Reputation: 1663
I'm working on a project that involves taking some source code and boiling it down to just the words that are displayed on the page. I can get it to remove all the html tags, and all of the stuff between script tags, but I can't figure out how to remove all the characters that start with a backslash. A page will have \t, \n, and \x** where * seem to be any lowercase letter or number.
How would I write a code that would replace all these parts of the strings with spaces? I'm working in python.

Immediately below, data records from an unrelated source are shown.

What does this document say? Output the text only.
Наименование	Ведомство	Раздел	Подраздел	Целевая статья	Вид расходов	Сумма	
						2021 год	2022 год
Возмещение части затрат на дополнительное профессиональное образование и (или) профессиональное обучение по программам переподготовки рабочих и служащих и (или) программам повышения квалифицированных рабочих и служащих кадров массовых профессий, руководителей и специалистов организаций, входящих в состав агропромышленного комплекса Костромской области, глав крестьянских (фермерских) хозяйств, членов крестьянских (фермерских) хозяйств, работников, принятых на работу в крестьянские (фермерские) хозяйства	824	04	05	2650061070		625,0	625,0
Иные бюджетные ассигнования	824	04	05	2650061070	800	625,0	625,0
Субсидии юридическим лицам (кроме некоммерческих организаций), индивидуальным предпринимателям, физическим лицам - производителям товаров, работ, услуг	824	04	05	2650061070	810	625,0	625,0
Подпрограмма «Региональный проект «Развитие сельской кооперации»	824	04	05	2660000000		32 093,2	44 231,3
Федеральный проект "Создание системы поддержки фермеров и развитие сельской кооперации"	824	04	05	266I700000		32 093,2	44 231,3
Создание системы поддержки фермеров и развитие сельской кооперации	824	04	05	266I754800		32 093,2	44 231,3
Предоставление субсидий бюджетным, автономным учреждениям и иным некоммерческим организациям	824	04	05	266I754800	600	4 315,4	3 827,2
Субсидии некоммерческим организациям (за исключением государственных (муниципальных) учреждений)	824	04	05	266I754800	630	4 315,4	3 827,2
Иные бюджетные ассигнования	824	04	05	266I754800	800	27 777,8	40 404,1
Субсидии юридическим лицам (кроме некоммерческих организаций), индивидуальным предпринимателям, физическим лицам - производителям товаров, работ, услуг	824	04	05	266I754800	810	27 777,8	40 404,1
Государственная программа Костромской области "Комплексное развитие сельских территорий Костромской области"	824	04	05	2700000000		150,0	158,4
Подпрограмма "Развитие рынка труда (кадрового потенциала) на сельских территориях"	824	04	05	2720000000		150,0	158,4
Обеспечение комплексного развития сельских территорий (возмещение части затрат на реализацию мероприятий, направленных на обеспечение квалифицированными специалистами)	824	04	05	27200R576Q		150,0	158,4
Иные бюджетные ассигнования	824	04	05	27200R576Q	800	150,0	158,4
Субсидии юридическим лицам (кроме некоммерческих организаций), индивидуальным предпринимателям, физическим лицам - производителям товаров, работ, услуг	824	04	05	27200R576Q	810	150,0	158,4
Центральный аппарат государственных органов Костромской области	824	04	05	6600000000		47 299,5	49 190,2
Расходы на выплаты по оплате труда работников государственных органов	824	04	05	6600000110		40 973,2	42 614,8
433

For example, this is a string from a webpage:
\n\t\n\t\n\t\tApple - Wikipedia, the free encyclopedia\n\t\t\n\t\t\t\t\t\t\n\t\t\t\t\t\t\n\t\n\t\n\t\t\t\t\t\t\t\n\t\t\t\t\t\n\t\t\t\t\t\t\t\n\t\t\t\t\t\t\n\t\t\t\n\t\t\t\t\n\t\t\t\t\n\t\t\t\n\t\t\t\t\t\t\n\t\t\t\t\n\t\t\t\n\t\t\t\t\t\n\t\t\t\t\t\t\t\t\t\n\t\t\tLanguage:English\xd8\xa7\xd9\x84\xd8\xb9\xd8\xb1\xd8\xa8\xd9\x8a\xd8\xa9Aragon\xc3\xa9sAsturianuAz\xc9\x99rbaycanca\xe0\xa6\xac\xe0\xa6\xbe\xe0\xa6\x82\xe0\xa6\xb2\xe0\xa6\xbeB\xc3\xa2n-l\xc3\xa2m-g\xc3\xbaBasa Banyumasan\xd0\x91\xd0\xb5\xd0\xbb\xd0\xb0\xd1\x80\xd1\x83\xd1\x81\xd0\xba\xd0
would become:
Apple - Wikipedia, the free encyclopedia Language:English sAsturianuAz rbaycanca Basa Banyumasan
Upvotes: 1
Views: 1560
Reputation: 35269
Assuming default ascii encoding, we can do this quite nicely in one line, without evil regex ;), by iterating over the string and removing values based on their encoding value using ord(i) < 128
, or whatever specification we choose:
>>> ' '.join(''.join([i if ord(i) < 128 else ' ' for i in mystring]).split())
#Output:
Apple - Wikipedia, the free encyclopedia Language:English Aragon sAsturianuAz rbaycanca B n-l m-g Basa Banyumasan
Or we could specify a string of allowed characters and use 'in', like this using the builtin
string.ascii_letters
:
>>> import string
>>> ' '.join(''.join([i if i in string.ascii_letters else ' ' for i in mystring]).split())
#Output:
Apple Wikipedia the free encyclopedia Language English Aragon sAsturianuAz rbaycanca B n l m g Basa Banyumasan
This removes punctuation too (but we could easily avoid that by adding those characters back into a string check definition if we want, check = string.ascii_letters + ',.-:'
)
Upvotes: 0
Reputation: 56654
Wikipedia uses UTF-8 string encoding. To convert to plain ASCII, you must
.
s = "\n\t\n\t\n\t\tApple - Wikipedia, the free encyclopedia\n\t\t\n\t\t\t\t\t\t\n\t\t\t\t\t\t\n\t\n\t\n\t\t\t\t\t\t\t\n\t\t\t\t\t\n\t\t\t\t\t\t\t\n\t\t\t\t\t\t\n\t\t\t\n\t\t\t\t\n\t\t\t\t\n\t\t\t\n\t\t\t\t\t\t\n\t\t\t\t\n\t\t\t\n\t\t\t\t\t\n\t\t\t\t\t\t\t\t\t\n\t\t\tLanguage:English\xd8\xa7\xd9\x84\xd8\xb9\xd8\xb1\xd8\xa8\xd9\x8a\xd8\xa9Aragon\xc3\xa9sAsturianuAz\xc9\x99rbaycanca\xe0\xa6\xac\xe0\xa6\xbe\xe0\xa6\x82\xe0\xa6\xb2\xe0\xa6\xbeB\xc3\xa2n-l\xc3\xa2m-g\xc3\xbaBasa Banyumasan\xd0\x91\xd0\xb5\xd0\xbb\xd0\xb0\xd1\x80\xd1\x83\xd1\x81\xd0\xba"
import re
whitespaces = re.compile('\s+', flags=re.M)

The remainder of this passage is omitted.